Light is used to create a fairy tale world of dreams and illusions. Joyce uses the imagery of light when describing Mangan's sister: "she was waiting for us, her figure defined by the light from the half-opened door' (Joyce, 16). The thought of Mangan's sister brings joy into the boys drab life and when she talks to him about the bazaar he describes "the light from the lamp opposite our door caught the white curve of her neck, lit up her hair that rested there…' (Joyce, 17). The way he describes her in that instance almost gives her a heavenly angelic presence with the light seeming to shine off her body as if she is a perfect vision of beauty. In his use of this imagery of the light, Joyce is trying to show the reader that the boy's judgment or view of things may be overly exaggerated. After seeing her figure defined by the light, the boy imagines that he will heroically bring her something back from the bazaar because she is unable to go, "If I go, I will bring you something' (Joyce, 17).

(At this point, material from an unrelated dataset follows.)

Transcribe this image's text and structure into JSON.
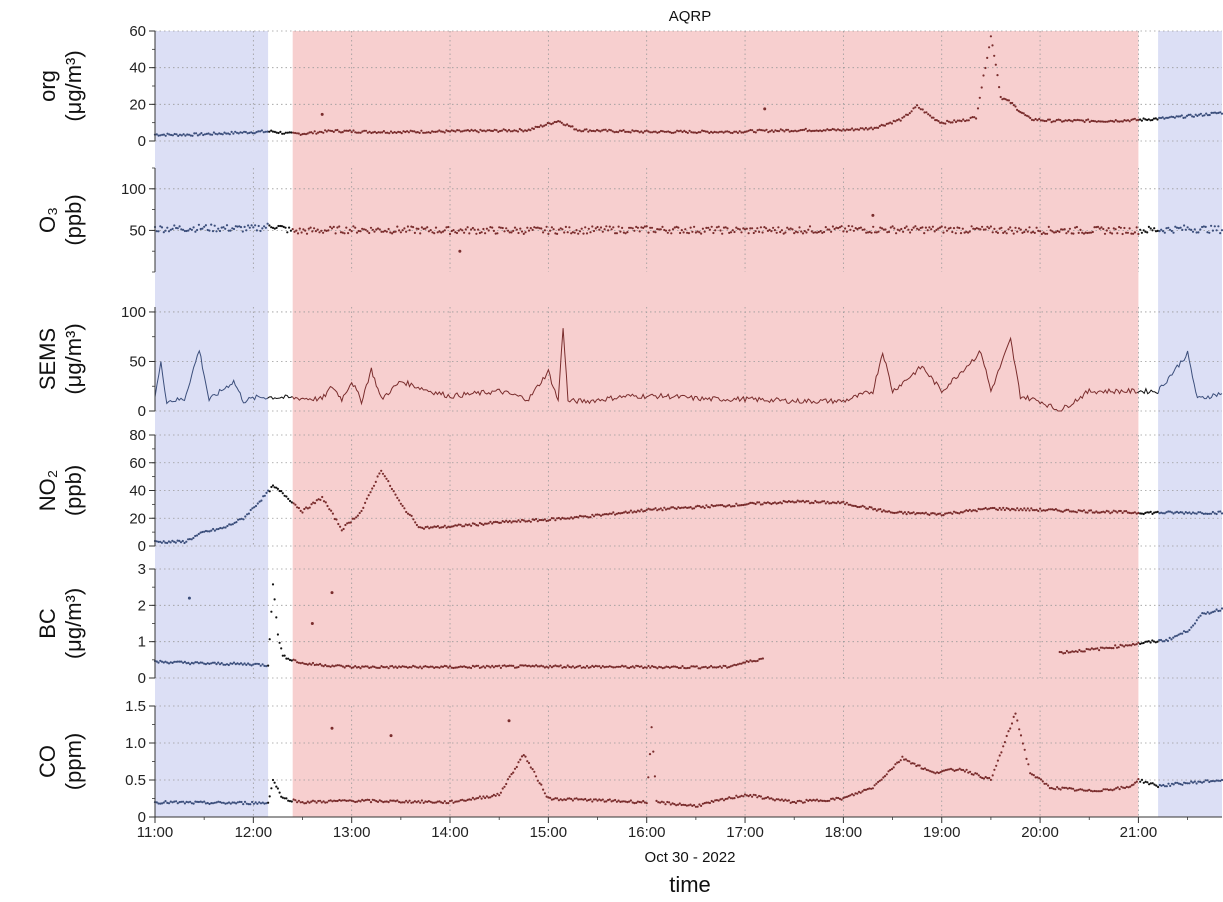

He is so taken aback by her presence that he doesn't even realize that he means nothing to her and that a gift will not change that status. The light that the boy sees Mangan's sister in is used to create a joyful atmosphere and at the same time show how na? ve the boy is to what is actually happening. He doesn't realize that he's being blinded by the light in the manner that all he sees is her beauty; he doesn't realize that she cares almost nothing for him in any sort of romantic sense. Darkness rarely is mentioned at the same time we see Mangan's sister through the boy's eyes because she is not real, at least not in the sense that the boy sees her. She is like an angel to him and almost perfect in every way which reasserts the idea that light represents mere fantasy in "Araby.' The ending of the story we see many references to the theme of light and darkness. When he arrives at the bazaar "nearly all the stalls were closed and the greater part of the hall was in darkness' (Joyce, 19), which is a reality in the boy's life because no matter how much he wants the bazaar to be bright and open, it is closing.

It is almost as if the light, the joy that he felt about Mangan's sister, was about to be turned off or is quickly dying out and all he has left is the reality of darkness in his drab life. Joyce uses the lights of the bazaar to illustrate the boy's confrontation with reality. It is at that moment, when he stands in the almost completely dark hall, that the boy finally realizes that life is not what he had dreamt it to be and he is left feeling angry at life and disillusioned with its reality. He was so blinded by her "light' that he didn't realize that it wasn't love that he felt but, again, it was simply an adolescent infatuation or fantasy romance. As we have seen, Joyce uses the contrast of light and dark throughout the story as a way to reinforce the main theme and characters. The dark disillusion the boy experiences is all part of the reality of growing up, as is the infatuation that he had for Mangan's sister and the light that he saw from fantasy.

The boy is no longer young and naive, he realizes that he was "a creature driven and derided by vanity' (Joyce, 19). He loved Mangan's sister so much that he was going to buy her a present to win her affections, but he didn't realize that he meant nothing to her and probably never would. Perhaps as he "gazed up into the darkness' (Joyce, 19), he experienced the painful empty feeling many adults find in life when a relationship ends. In the boys mind, he was having a romance with Mangan's sister, but he was essentially clueless the whole time as to how insignificant he really was in her eyes.

Through "Araby,' Joyce shows how we all get ideas about how things are or will be and fantasize about those dreams even if they are not real. Then, upon being confronted with the darkness of reality we feel disappointed with ourselves because things didn't work out as expected. Therefore, as Joyce started the beginning of the story in darkness he so ends it in darkness with a "voice call from one end of the gallery that the light was out' (Joyce, 19). The boy has no choice but to face the reality that is his life because his escape, his light, is gone: extinguished by darkness of reality.